If you've got a regular nighttime noisemaker, you'll want to keep an eye (or ear!) on her. - Parenting.com
Early Riser
2. Your alarm is set for 7 a.m., but your little one wakes you up at 5:00.
Should you try to go back to sleep -- or cut your losses and get a start on the day? It's a tough call. If you're not too tired, it might be easier just to get up. But missing that last two hours of sleep means you'll miss much of the REM sleep that helps you focus and feel on the ball the next day. Wake up in the midst of that REM sleep, and you'll have problems focusing and thinking clearly.
Solution: If you're chronically sleep-deprived because your child rises before the sun, odds are you'll fall back to sleep pretty quickly, probably within five minutes, say experts. Do it: You need whatever extra shut-eye you can get, even if it's not the most restorative sleep. "When my daughter was a year old, I noticed that when I brought her into bed with us for the five a.m. feeding, she slept longer and more soundly, usually until seven," says Wendi Gilbert, coproducer of the video Sleep Like a Baby: What Every Parent Needs to Know About Babies & Sleep, and a mom of two in San Francisco. "It was never our plan to co-sleep, but at some point it came down to trying to get the most sleep possible."

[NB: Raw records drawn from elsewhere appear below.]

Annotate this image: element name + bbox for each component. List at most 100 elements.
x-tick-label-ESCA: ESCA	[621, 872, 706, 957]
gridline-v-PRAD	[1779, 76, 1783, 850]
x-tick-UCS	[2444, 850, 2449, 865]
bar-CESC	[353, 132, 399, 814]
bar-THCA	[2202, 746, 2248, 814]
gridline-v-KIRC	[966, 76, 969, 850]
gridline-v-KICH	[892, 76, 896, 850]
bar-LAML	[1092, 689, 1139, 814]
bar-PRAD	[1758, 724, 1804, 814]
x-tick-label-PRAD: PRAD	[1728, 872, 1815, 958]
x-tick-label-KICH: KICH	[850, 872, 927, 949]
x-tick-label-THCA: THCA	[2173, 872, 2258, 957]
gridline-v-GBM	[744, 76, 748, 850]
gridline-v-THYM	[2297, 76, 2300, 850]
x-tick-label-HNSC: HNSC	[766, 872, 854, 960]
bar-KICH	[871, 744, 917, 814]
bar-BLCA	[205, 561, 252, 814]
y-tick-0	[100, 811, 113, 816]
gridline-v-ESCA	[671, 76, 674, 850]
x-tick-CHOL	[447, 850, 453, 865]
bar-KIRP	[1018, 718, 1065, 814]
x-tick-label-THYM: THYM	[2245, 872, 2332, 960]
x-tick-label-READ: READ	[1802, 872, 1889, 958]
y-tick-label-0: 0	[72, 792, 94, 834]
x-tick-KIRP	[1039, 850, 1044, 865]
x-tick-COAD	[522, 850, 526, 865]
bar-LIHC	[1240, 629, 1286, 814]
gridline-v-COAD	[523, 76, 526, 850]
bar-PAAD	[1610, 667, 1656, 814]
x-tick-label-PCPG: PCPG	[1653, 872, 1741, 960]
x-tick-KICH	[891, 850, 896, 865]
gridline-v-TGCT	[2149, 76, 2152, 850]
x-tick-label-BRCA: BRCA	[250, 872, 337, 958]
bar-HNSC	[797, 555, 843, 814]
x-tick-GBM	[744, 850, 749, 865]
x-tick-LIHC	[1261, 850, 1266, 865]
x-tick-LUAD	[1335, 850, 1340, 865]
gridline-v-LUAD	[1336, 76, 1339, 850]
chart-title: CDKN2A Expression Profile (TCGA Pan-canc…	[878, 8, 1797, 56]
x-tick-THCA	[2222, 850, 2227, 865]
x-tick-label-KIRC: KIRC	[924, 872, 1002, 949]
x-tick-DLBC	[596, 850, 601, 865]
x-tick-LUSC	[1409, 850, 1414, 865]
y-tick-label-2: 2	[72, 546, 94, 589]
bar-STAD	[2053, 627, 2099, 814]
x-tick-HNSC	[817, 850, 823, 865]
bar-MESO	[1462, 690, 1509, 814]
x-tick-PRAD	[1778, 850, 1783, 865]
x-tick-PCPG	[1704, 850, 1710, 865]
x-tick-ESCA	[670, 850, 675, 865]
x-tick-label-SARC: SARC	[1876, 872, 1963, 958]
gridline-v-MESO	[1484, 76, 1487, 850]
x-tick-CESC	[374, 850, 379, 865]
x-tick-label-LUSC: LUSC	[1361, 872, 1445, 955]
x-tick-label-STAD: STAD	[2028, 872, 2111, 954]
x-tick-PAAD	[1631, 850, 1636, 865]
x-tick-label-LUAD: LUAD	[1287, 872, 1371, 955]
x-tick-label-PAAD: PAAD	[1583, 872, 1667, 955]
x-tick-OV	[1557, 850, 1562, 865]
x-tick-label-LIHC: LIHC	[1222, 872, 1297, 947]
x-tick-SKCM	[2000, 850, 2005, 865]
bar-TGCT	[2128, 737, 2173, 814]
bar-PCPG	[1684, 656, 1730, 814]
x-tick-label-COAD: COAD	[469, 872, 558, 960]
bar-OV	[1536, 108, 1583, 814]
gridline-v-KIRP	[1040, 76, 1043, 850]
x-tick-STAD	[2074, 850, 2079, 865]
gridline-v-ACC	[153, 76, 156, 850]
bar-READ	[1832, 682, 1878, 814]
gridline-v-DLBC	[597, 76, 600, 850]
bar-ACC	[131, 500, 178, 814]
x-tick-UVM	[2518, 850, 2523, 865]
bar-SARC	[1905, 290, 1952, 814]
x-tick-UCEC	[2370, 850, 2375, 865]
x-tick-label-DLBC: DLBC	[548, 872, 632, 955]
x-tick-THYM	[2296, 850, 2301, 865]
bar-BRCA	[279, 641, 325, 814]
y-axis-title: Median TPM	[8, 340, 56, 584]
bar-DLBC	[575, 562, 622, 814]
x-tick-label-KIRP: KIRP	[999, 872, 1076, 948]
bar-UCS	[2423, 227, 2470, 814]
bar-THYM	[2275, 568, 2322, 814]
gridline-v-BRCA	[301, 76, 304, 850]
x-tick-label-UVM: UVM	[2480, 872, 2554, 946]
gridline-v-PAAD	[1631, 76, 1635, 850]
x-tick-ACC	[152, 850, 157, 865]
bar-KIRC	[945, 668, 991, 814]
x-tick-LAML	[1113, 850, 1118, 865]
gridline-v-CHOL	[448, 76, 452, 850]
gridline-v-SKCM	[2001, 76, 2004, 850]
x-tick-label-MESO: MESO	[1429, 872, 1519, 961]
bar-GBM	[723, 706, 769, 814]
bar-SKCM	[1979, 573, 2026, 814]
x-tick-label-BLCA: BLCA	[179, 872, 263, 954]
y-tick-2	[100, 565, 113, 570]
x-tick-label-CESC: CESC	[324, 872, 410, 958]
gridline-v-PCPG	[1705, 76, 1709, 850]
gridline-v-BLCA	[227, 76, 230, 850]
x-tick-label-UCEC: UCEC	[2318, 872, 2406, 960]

But if you try to go back to sleep without success for 20 minutes or so, you may want to get up. The harder you try, the less likely you are to doze again. When you do arise, expose yourself to bright light as soon as possible, to reset your body's internal clock so that it registers daytime and helps you become alert. "When my daughter was a baby, I'd take a brisk walk with her first thing in the morning, then a shower," says Tracy Kinsey of Davie, Florida. "That always woke me up and got me ready to face my other job."